Fizemos a primeira edição da Xapuri lá mesmo, na Reserva, em uma noite. Optamos por centrar na pauta socioambiental. Nossa primeira capa foi sobre os povos indígenas isolados do Acre: ‘Isolados, Bravos, Livres: Um Brasil Indígena por Conhecer”. Depois de tudo pronto, Jaime inventou de fazer uma outra boneca, “porque toda revista tem que ter número zero”.

Dessa vez finquei pé, ficamos com a capa indígena. Voltei pra Brasília com a boneca praticamente pronta e com a missão de dar um jeito de imprimir. Nos dias seguintes, o Jaime veio pra Formosa, pra convencer minha irmã Lúcia a revisar a revista, “de grátis”. Com a primeira revista impressa, a próxima tarefa foi montar o Conselho Editorial.

Jaime fez questão de visitar, explicar o projeto e convidar pessoalmente cada conselheiro e cada conselheira (até a doença agravar, nos seus últimos meses de vida, nunca abriu mão dessa tarefa). Daqui rumamos pra Goiânia, para convidar o arqueólogo Altair Sales Barbosa, nosso primeiro conselheiro. “O mais sabido de nóis,” segundo o Jaime.

Trilhamos uma linda jornada. Em 80 meses, Jaime fez questão de decidir, mensalmente, o tema da capa e, quase sempre, escrever ele mesmo. Às vezes, ligava pra falar da ótima ideia que teve, às vezes sumia e, no dia certo, lá vinha o texto pronto, impecável.

Na sexta-feira, 9 de julho, quando preparávamos a Xapuri 81, pela primeira vez em sete anos, ele me pediu para cuidar de tudo. Foi uma conversa triste, ele estava agoniado com os rumos da doença e com a tragédia que o Brasil enfrentava. Não falamos em morte, mas eu sabia que era o fim.

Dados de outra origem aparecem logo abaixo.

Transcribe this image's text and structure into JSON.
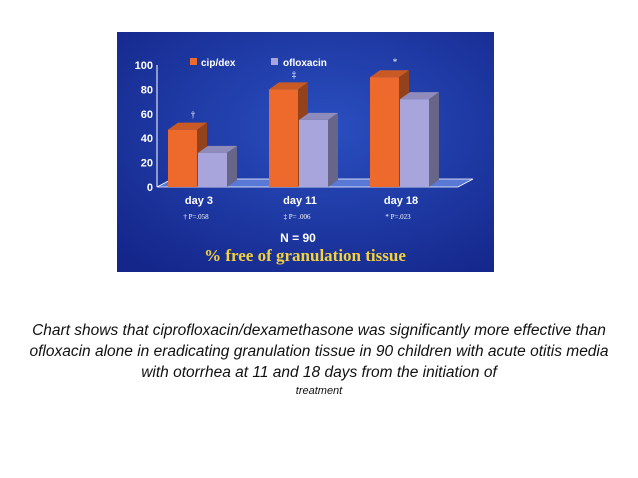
{
  "chart_data": {
    "type": "bar",
    "categories": [
      "day 3",
      "day 11",
      "day 18"
    ],
    "series": [
      {
        "name": "cip/dex",
        "values": [
          47,
          80,
          90
        ],
        "color": "#ee6a2c"
      },
      {
        "name": "ofloxacin",
        "values": [
          28,
          55,
          72
        ],
        "color": "#a8a4dc"
      }
    ],
    "yticks": [
      "100",
      "80",
      "60",
      "40",
      "20",
      "0"
    ],
    "ylim": [
      0,
      100
    ],
    "significance_marks": [
      "†",
      "‡",
      "*"
    ],
    "p_values": [
      "† P=.058",
      "‡ P= .006",
      "* P=.023"
    ],
    "sample_size_label": "N = 90",
    "title": "% free of granulation tissue",
    "legend_position": "top",
    "grid": false,
    "background": "#1e3aa6"
  },
  "caption": {
    "main": "Chart shows that ciprofloxacin/dexamethasone was significantly more effective than ofloxacin alone in eradicating granulation tissue in 90 children with acute otitis media with otorrhea at 11 and 18 days from the initiation of",
    "tail": "treatment"
  }
}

Hoje, cá estamos nós, sem as capas do Jaime, sem as pautas do Jaime, sem o linguajar do Jaime, sem o jaimês da Xapuri, mas na labuta, firmes na resistência. Mês sim, mês sim de novo, como você sonhava, Jaiminho, carcamos porva e, enfim, chegamos à nossa edição número 100. E, depois da Xapuri 100, como era desejo seu, a gente segue esperneando.

Fica tranquilo, camarada, que por aqui tá tudo direitim.